Cyprus Rental Yields 2025: A Story of Five Coastlines and One Capital

Imagine unrolling a map of Cyprus on your kitchen table. From the cruise ship cranes of Limassol to the club lights of Ayia Napa, every pin on that map tells a slightly different earnings story for landlords. The latest Housebook comparison of gross rental yields and risk reminds us that location still rules—but the kind of tenants each location attracts matters just as much.
Limassol — glamour with guard‑rails
Short‑let yield 7–9 % | Long‑let 4.5–5.5 % | Risk: low–medium
Limassol’s towers brim with shipping executives, fintech coders and high‑end tourists. Deep demand cushions vacancy swings, yet two clouds hover: luxury supply still in the pipeline and tougher bank‑lending rules. Those guard‑rails keep the city stable, but they also keep entry prices high.
Nicosia — the steady civil servant
Short‑let yield 6–7 % (Airbnb limited) | Long‑let 4–5 % | Risk: low
Far from the sea, the capital trades sunshine premiums for predictability. Civil servants, embassy staff and students keep apartments full year‑round. There is no tourist market to backfill a dip in diplomatic tenants—but such dips have been rare, making Nicosia the island’s “sleep‑well” bet.
Paphos — postcards and peak seasons
Short‑let yield 8–10 % in summer; 4–5 % off‑season | Long‑let 4–5 % | Risk: medium
Kato Paphos and Coral Bay light up when leisure tourists and digital nomads arrive. High summer yields look dazzling, yet winter can stretch vacancy periods. Resale values still dance to UK‑buyer sentiment and airline seat capacity. Investors who budget for November‑to‑March quiet spells can unlock meaningful upside.
Larnaca — an airport town growing into itself
Short‑let yield 7–8 % | Long‑let 4–5 % | Risk: medium‑low
Port workers, university students and mid‑range tourists share pavements here. New marina and cruise‑terminal projects promise more traffic, but they also pump fresh supply into the pipeline. Pick units that complete before or soon after those works finish to ride the first demand wave.

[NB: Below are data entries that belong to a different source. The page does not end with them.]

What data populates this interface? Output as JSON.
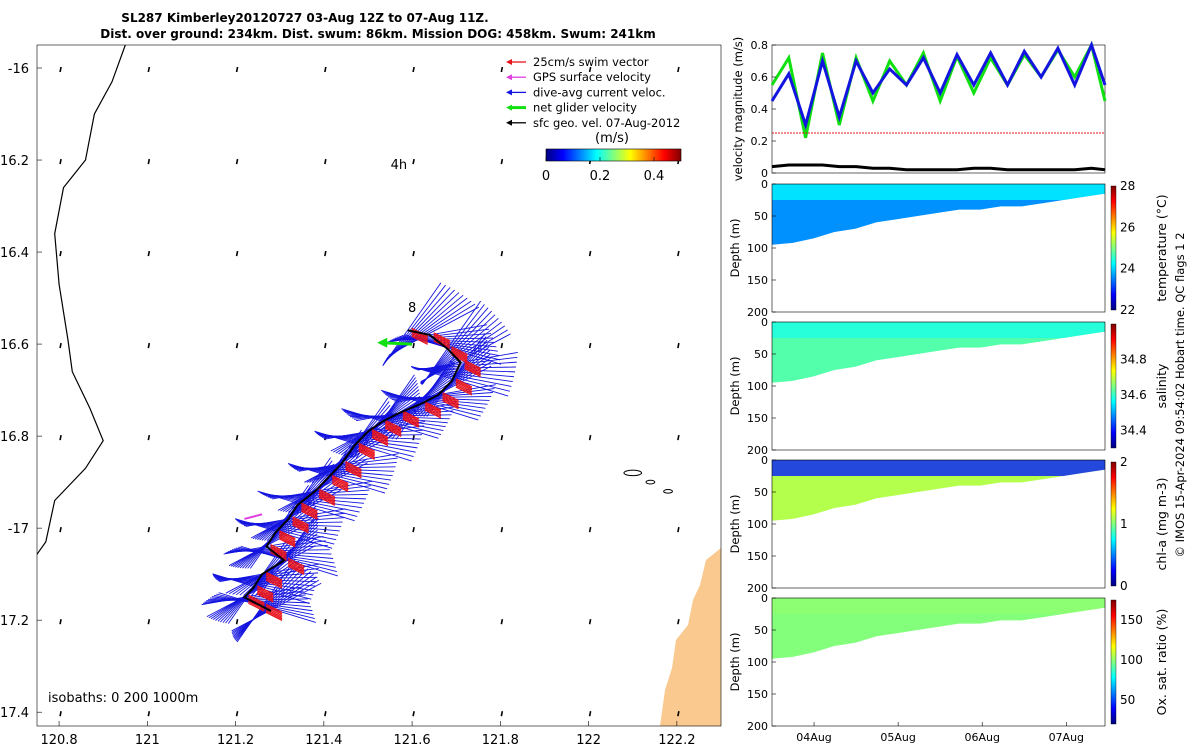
{
  "title_line1": "SL287 Kimberley20120727 03-Aug 12Z to 07-Aug 11Z.",
  "title_line2": "Dist. over ground: 234km. Dist. swum: 86km. Mission DOG: 458km. Swum: 241km",
  "copyright": "© IMOS 15-Apr-2024 09:54:02 Hobart time. QC flags 1  2",
  "colors": {
    "swim": "#e8141c",
    "gps": "#e040e0",
    "current": "#1414e0",
    "net": "#10e010",
    "geo": "#000000",
    "land": "#f9c98f"
  },
  "chart_data": [
    {
      "type": "map",
      "name": "glider-track-map",
      "xlim": [
        120.75,
        122.3
      ],
      "ylim": [
        -17.43,
        -15.95
      ],
      "xticks": [
        {
          "v": 120.8,
          "label": "120.8"
        },
        {
          "v": 121,
          "label": "121"
        },
        {
          "v": 121.2,
          "label": "121.2"
        },
        {
          "v": 121.4,
          "label": "121.4"
        },
        {
          "v": 121.6,
          "label": "121.6"
        },
        {
          "v": 121.8,
          "label": "121.8"
        },
        {
          "v": 122,
          "label": "122"
        },
        {
          "v": 122.2,
          "label": "122.2"
        }
      ],
      "yticks": [
        {
          "v": -16,
          "label": "-16"
        },
        {
          "v": -16.2,
          "label": "16.2"
        },
        {
          "v": -16.4,
          "label": "16.4"
        },
        {
          "v": -16.6,
          "label": "16.6"
        },
        {
          "v": -16.8,
          "label": "16.8"
        },
        {
          "v": -17,
          "label": "-17"
        },
        {
          "v": -17.2,
          "label": "17.2"
        },
        {
          "v": -17.4,
          "label": "17.4"
        }
      ],
      "legend": [
        {
          "label": "25cm/s swim vector",
          "color": "#e8141c"
        },
        {
          "label": "GPS surface velocity",
          "color": "#e040e0"
        },
        {
          "label": "dive-avg current veloc.",
          "color": "#1414e0"
        },
        {
          "label": "net glider velocity",
          "color": "#10e010"
        },
        {
          "label": "sfc geo. vel. 07-Aug-2012",
          "color": "#000000"
        }
      ],
      "colorbar": {
        "label": "(m/s)",
        "ticks": [
          "0",
          "0.2",
          "0.4"
        ],
        "range": [
          0,
          0.5
        ]
      },
      "time_marks": [
        {
          "label": "4h",
          "lon": 121.57,
          "lat": -16.22
        },
        {
          "label": "8",
          "lon": 121.6,
          "lat": -16.53
        }
      ],
      "isobaths_text": "isobaths: 0   200  1000m",
      "track": [
        [
          121.59,
          -16.57
        ],
        [
          121.64,
          -16.58
        ],
        [
          121.68,
          -16.61
        ],
        [
          121.71,
          -16.64
        ],
        [
          121.69,
          -16.68
        ],
        [
          121.66,
          -16.71
        ],
        [
          121.62,
          -16.73
        ],
        [
          121.57,
          -16.75
        ],
        [
          121.53,
          -16.77
        ],
        [
          121.5,
          -16.79
        ],
        [
          121.47,
          -16.82
        ],
        [
          121.44,
          -16.86
        ],
        [
          121.41,
          -16.89
        ],
        [
          121.38,
          -16.92
        ],
        [
          121.34,
          -16.95
        ],
        [
          121.32,
          -16.98
        ],
        [
          121.29,
          -17.01
        ],
        [
          121.27,
          -17.04
        ],
        [
          121.31,
          -17.07
        ],
        [
          121.26,
          -17.1
        ],
        [
          121.24,
          -17.13
        ],
        [
          121.22,
          -17.15
        ],
        [
          121.26,
          -17.17
        ],
        [
          121.28,
          -17.18
        ]
      ],
      "net_vector": {
        "lon": 121.6,
        "lat": -16.6,
        "dlon": -0.07,
        "dlat": 0.003
      },
      "coast_west": [
        [
          120.95,
          -15.95
        ],
        [
          120.92,
          -16.03
        ],
        [
          120.88,
          -16.1
        ],
        [
          120.86,
          -16.2
        ],
        [
          120.81,
          -16.26
        ],
        [
          120.79,
          -16.36
        ],
        [
          120.8,
          -16.47
        ],
        [
          120.82,
          -16.59
        ],
        [
          120.83,
          -16.66
        ],
        [
          120.87,
          -16.74
        ],
        [
          120.9,
          -16.81
        ],
        [
          120.86,
          -16.87
        ],
        [
          120.79,
          -16.94
        ],
        [
          120.77,
          -17.03
        ],
        [
          120.74,
          -17.07
        ]
      ],
      "islands": [
        {
          "lon": 122.1,
          "lat": -16.88,
          "rx": 0.02,
          "ry": 0.006
        },
        {
          "lon": 122.14,
          "lat": -16.9,
          "rx": 0.01,
          "ry": 0.004
        },
        {
          "lon": 122.18,
          "lat": -16.92,
          "rx": 0.01,
          "ry": 0.004
        }
      ]
    },
    {
      "type": "line",
      "name": "velocity-magnitude",
      "ylabel": "velocity magnitude (m/s)",
      "ylim": [
        0,
        0.8
      ],
      "yticks": [
        "0",
        "0.2",
        "0.4",
        "0.6",
        "0.8"
      ],
      "x": [
        3.5,
        3.7,
        3.9,
        4.1,
        4.3,
        4.5,
        4.7,
        4.9,
        5.1,
        5.3,
        5.5,
        5.7,
        5.9,
        6.1,
        6.3,
        6.5,
        6.7,
        6.9,
        7.1,
        7.3,
        7.46
      ],
      "series": [
        {
          "name": "net glider velocity",
          "color": "#10e010",
          "values": [
            0.55,
            0.72,
            0.22,
            0.75,
            0.3,
            0.72,
            0.45,
            0.7,
            0.55,
            0.75,
            0.45,
            0.73,
            0.5,
            0.72,
            0.55,
            0.74,
            0.6,
            0.77,
            0.6,
            0.8,
            0.45
          ]
        },
        {
          "name": "dive-avg current veloc.",
          "color": "#1414e0",
          "values": [
            0.45,
            0.62,
            0.3,
            0.7,
            0.35,
            0.7,
            0.5,
            0.65,
            0.55,
            0.72,
            0.5,
            0.74,
            0.55,
            0.75,
            0.55,
            0.76,
            0.6,
            0.78,
            0.55,
            0.8,
            0.55
          ]
        },
        {
          "name": "25cm/s swim vector",
          "color": "#e8141c",
          "values": [
            0.25,
            0.25,
            0.25,
            0.25,
            0.25,
            0.25,
            0.25,
            0.25,
            0.25,
            0.25,
            0.25,
            0.25,
            0.25,
            0.25,
            0.25,
            0.25,
            0.25,
            0.25,
            0.25,
            0.25,
            0.25
          ]
        },
        {
          "name": "sfc geo. vel.",
          "color": "#000000",
          "values": [
            0.04,
            0.05,
            0.05,
            0.05,
            0.04,
            0.04,
            0.03,
            0.03,
            0.02,
            0.02,
            0.02,
            0.02,
            0.03,
            0.03,
            0.02,
            0.02,
            0.02,
            0.02,
            0.02,
            0.03,
            0.02
          ]
        }
      ]
    },
    {
      "type": "heatmap",
      "name": "temperature-section",
      "ylabel": "Depth (m)",
      "cbar_label": "temperature (°C)",
      "cbar_ticks": [
        "22",
        "24",
        "26",
        "28"
      ],
      "cbar_range": [
        22,
        28
      ],
      "yticks": [
        "0",
        "50",
        "100",
        "150",
        "200"
      ],
      "bottom_depth": [
        95,
        92,
        85,
        75,
        70,
        60,
        55,
        50,
        45,
        40,
        40,
        35,
        35,
        30,
        25,
        20,
        15
      ],
      "surface_value": 24.2,
      "deep_value": 23.6
    },
    {
      "type": "heatmap",
      "name": "salinity-section",
      "ylabel": "Depth (m)",
      "cbar_label": "salinity",
      "cbar_ticks": [
        "34.4",
        "34.6",
        "34.8"
      ],
      "cbar_range": [
        34.3,
        35.0
      ],
      "yticks": [
        "0",
        "50",
        "100",
        "150",
        "200"
      ],
      "bottom_depth": [
        95,
        92,
        85,
        75,
        70,
        60,
        55,
        50,
        45,
        40,
        40,
        35,
        35,
        30,
        25,
        20,
        15
      ],
      "surface_value": 34.58,
      "deep_value": 34.62
    },
    {
      "type": "heatmap",
      "name": "chla-section",
      "ylabel": "Depth (m)",
      "cbar_label": "chl-a (mg m-3)",
      "cbar_ticks": [
        "0",
        "1",
        "2"
      ],
      "cbar_range": [
        0,
        2
      ],
      "yticks": [
        "0",
        "50",
        "100",
        "150",
        "200"
      ],
      "bottom_depth": [
        95,
        92,
        85,
        75,
        70,
        60,
        55,
        50,
        45,
        40,
        40,
        35,
        35,
        30,
        25,
        20,
        15
      ],
      "surface_value": 0.3,
      "deep_value": 1.1
    },
    {
      "type": "heatmap",
      "name": "oxygen-section",
      "ylabel": "Depth (m)",
      "cbar_label": "Ox. sat. ratio (%)",
      "cbar_ticks": [
        "50",
        "100",
        "150"
      ],
      "cbar_range": [
        20,
        175
      ],
      "yticks": [
        "0",
        "50",
        "100",
        "150",
        "200"
      ],
      "bottom_depth": [
        95,
        92,
        85,
        75,
        70,
        60,
        55,
        50,
        45,
        40,
        40,
        35,
        35,
        30,
        25,
        20,
        15
      ],
      "surface_value": 100,
      "deep_value": 98
    }
  ],
  "time_axis": {
    "labels": [
      "04Aug",
      "05Aug",
      "06Aug",
      "07Aug"
    ],
    "days": [
      4,
      5,
      6,
      7
    ],
    "range": [
      3.5,
      7.46
    ]
  }
}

Famagusta Coast (Agia Napa/Protaras) — feast‑or‑famine beachfront
Short‑let yield 9–11 % high season; near‑zero in winter | Long‑let 3.5–4 % | Risk: high
Think of this strip as a summer festival: spectacular gate receipts, silent stages in January. Cash flow soars from April to October, then rests. Success hinges on an off‑season plan—either dual‑listing for long lets or holding deep liquidity for vacant months.
Cross‑currents every landlord should watch
Three broad playbooks
Sleep‑easy income - Nicosia student flats or Limassol city apartments below €600 k yield 4–5 % with minimal vacancy.

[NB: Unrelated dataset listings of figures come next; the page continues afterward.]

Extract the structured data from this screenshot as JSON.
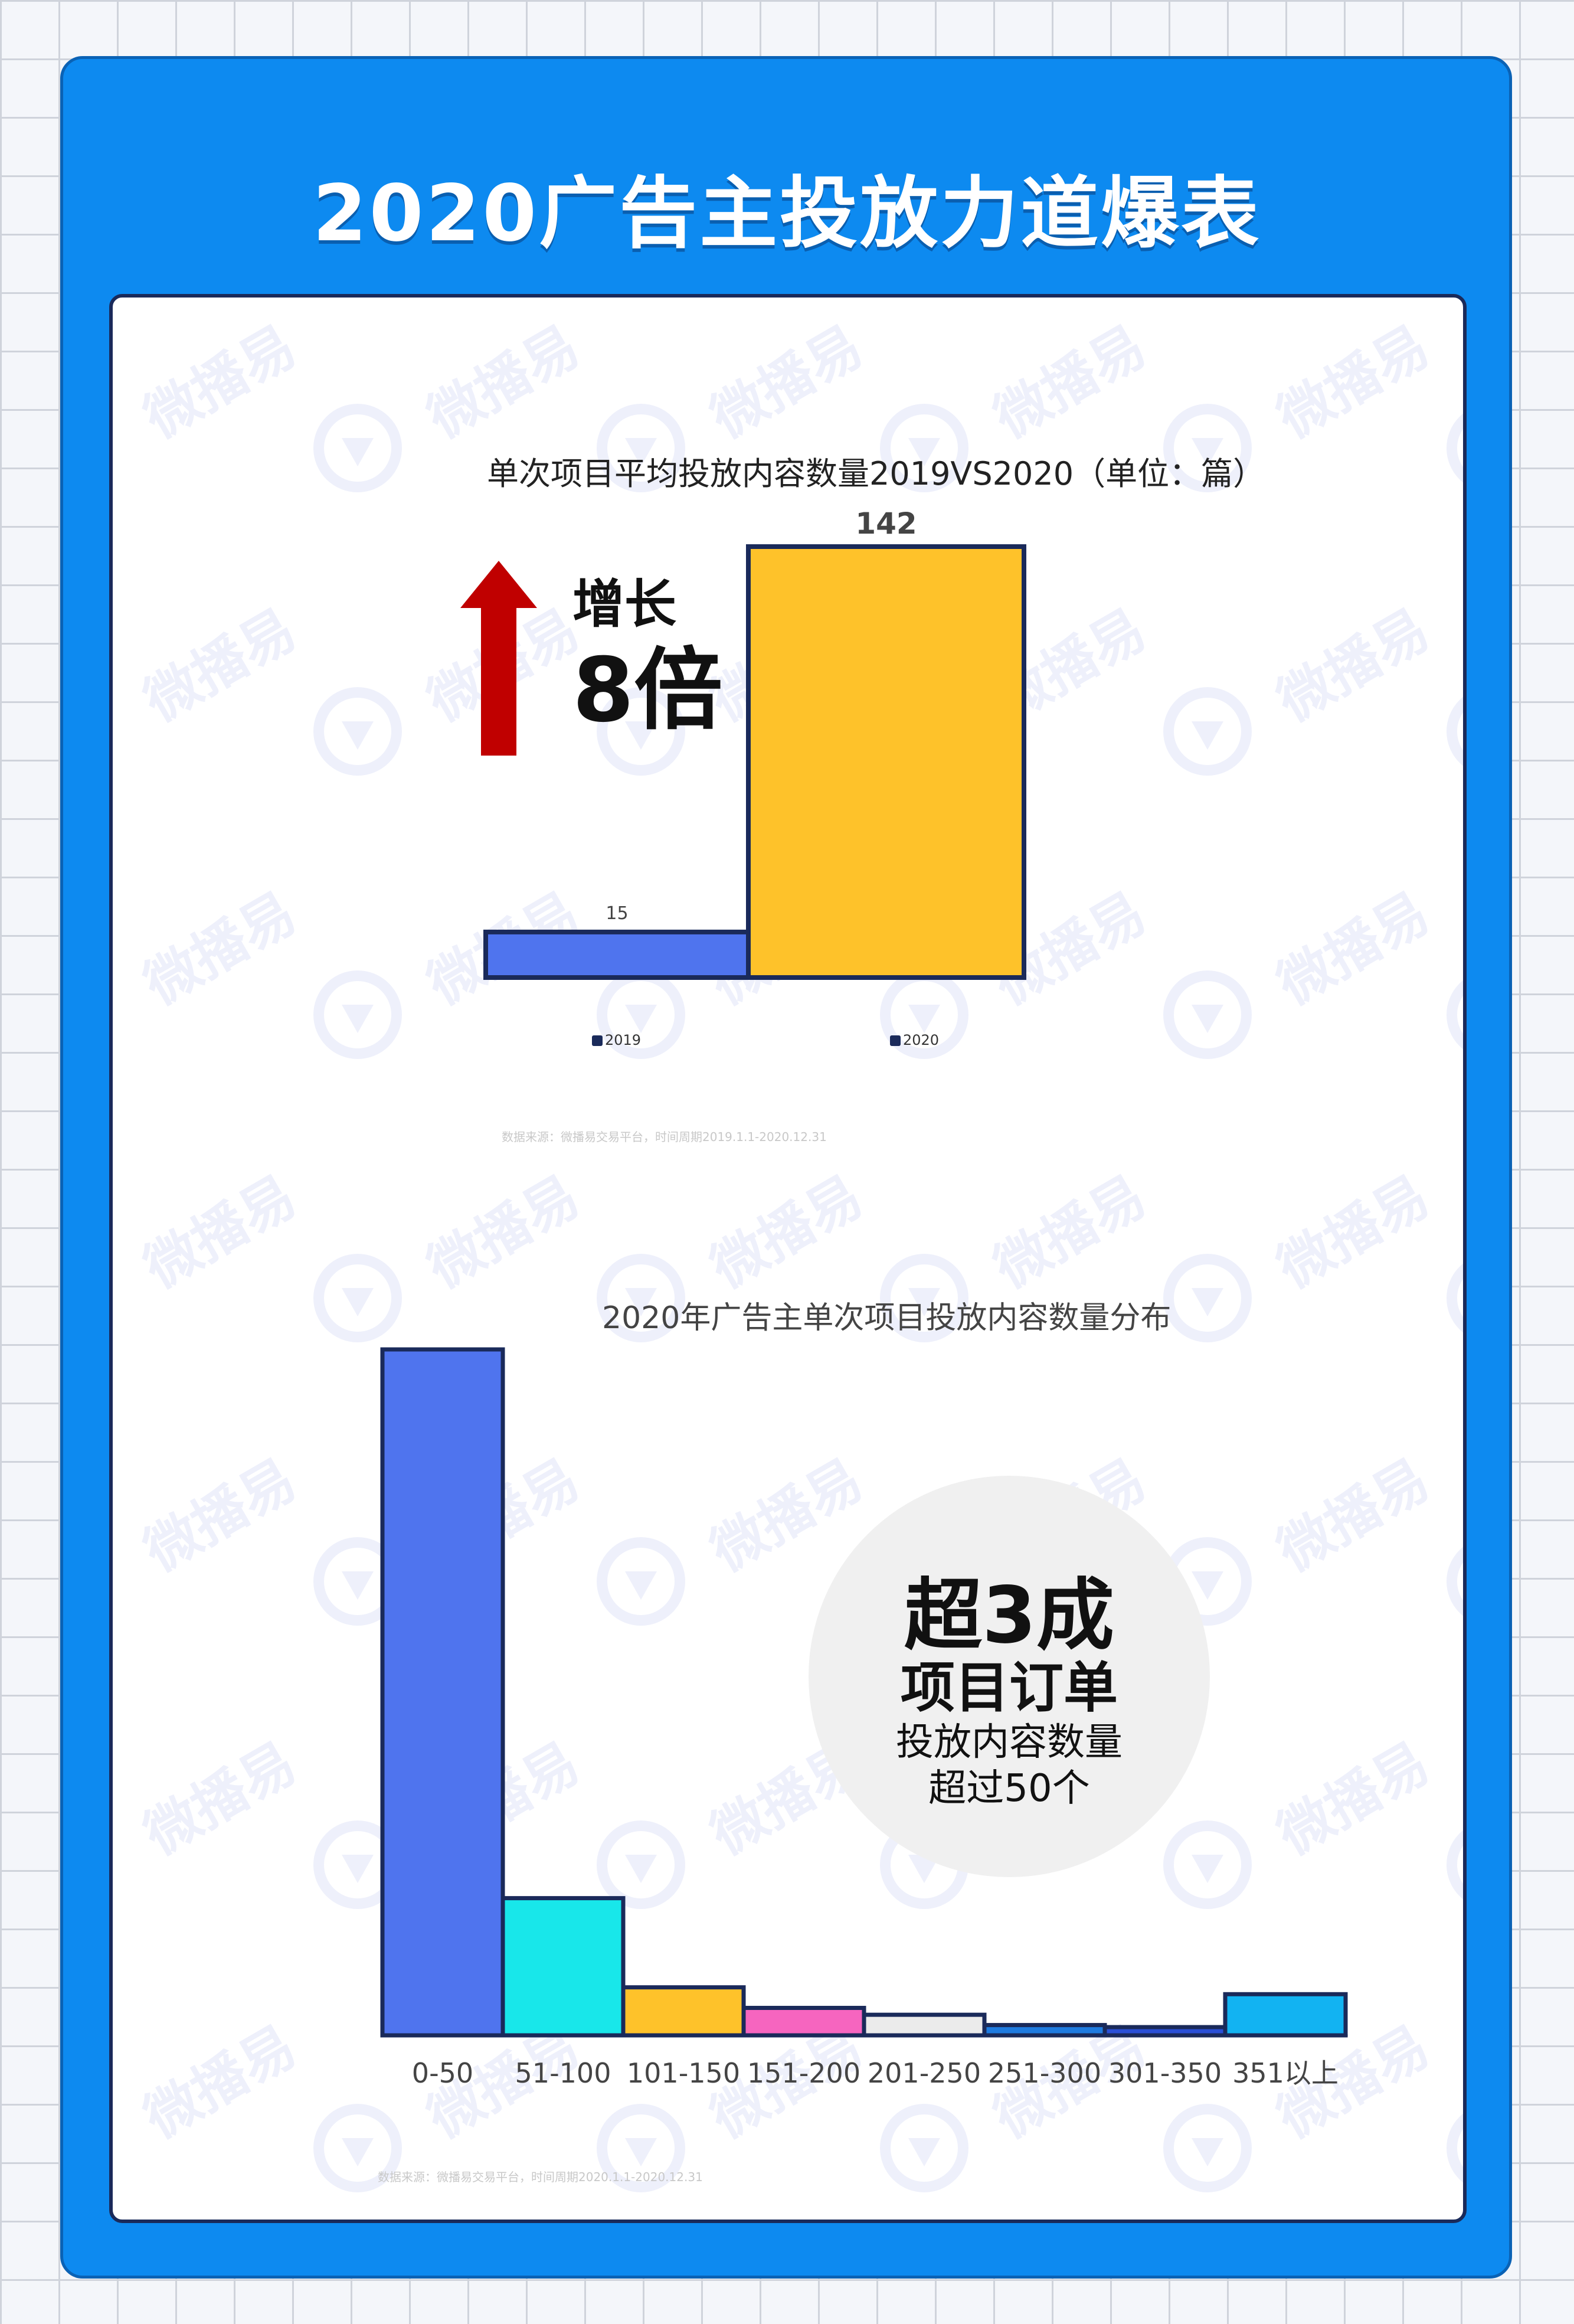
{
  "page": {
    "title": "2020广告主投放力道爆表"
  },
  "watermark": {
    "text": "微播易"
  },
  "chart_data": [
    {
      "type": "bar",
      "title": "单次项目平均投放内容数量2019VS2020（单位：篇）",
      "categories": [
        "2019",
        "2020"
      ],
      "values": [
        15,
        142
      ],
      "colors": [
        "#4f74ee",
        "#fec22a"
      ],
      "ylim": [
        0,
        142
      ],
      "legend": [
        "2019",
        "2020"
      ],
      "legend_position": "bottom",
      "grid": false
    },
    {
      "type": "bar",
      "title": "2020年广告主单次项目投放内容数量分布",
      "categories": [
        "0-50",
        "51-100",
        "101-150",
        "151-200",
        "201-250",
        "251-300",
        "301-350",
        "351以上"
      ],
      "values": [
        100,
        20,
        7,
        4,
        3,
        1.5,
        1.2,
        6
      ],
      "colors": [
        "#4f74ee",
        "#18e7ea",
        "#fec22a",
        "#f665bf",
        "#ebebeb",
        "#1e7be0",
        "#2a4fd6",
        "#12b3f2"
      ],
      "grid": false
    }
  ],
  "callout1": {
    "line1": "增长",
    "line2": "8倍",
    "arrow_color": "#c00000"
  },
  "callout2": {
    "line1": "超3成",
    "line2": "项目订单",
    "line3": "投放内容数量",
    "line4": "超过50个"
  },
  "sources": {
    "chart1": "数据来源：微播易交易平台，时间周期2019.1.1-2020.12.31",
    "chart2": "数据来源：微播易交易平台，时间周期2020.1.1-2020.12.31"
  }
}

Balanced growth - Larnaca centre and west Paphos (Universal/Kato Paphos) aim for mid‑7 % seasonal yields plus resale tail‑winds once marina upgrades finish.
High‑octane returns - Agia Napa beachfront or hill‑view villas in Paphos can touch 9–10 %, but only if you budget for winter slumps or secure long‑let back‑ups.
Bottom line
Cyprus in 2025 is not a universal market. Each coastline tells its own story of risk and reward. Match the scenario according to your appetites and always consult with experts before attaching the next flag on the map.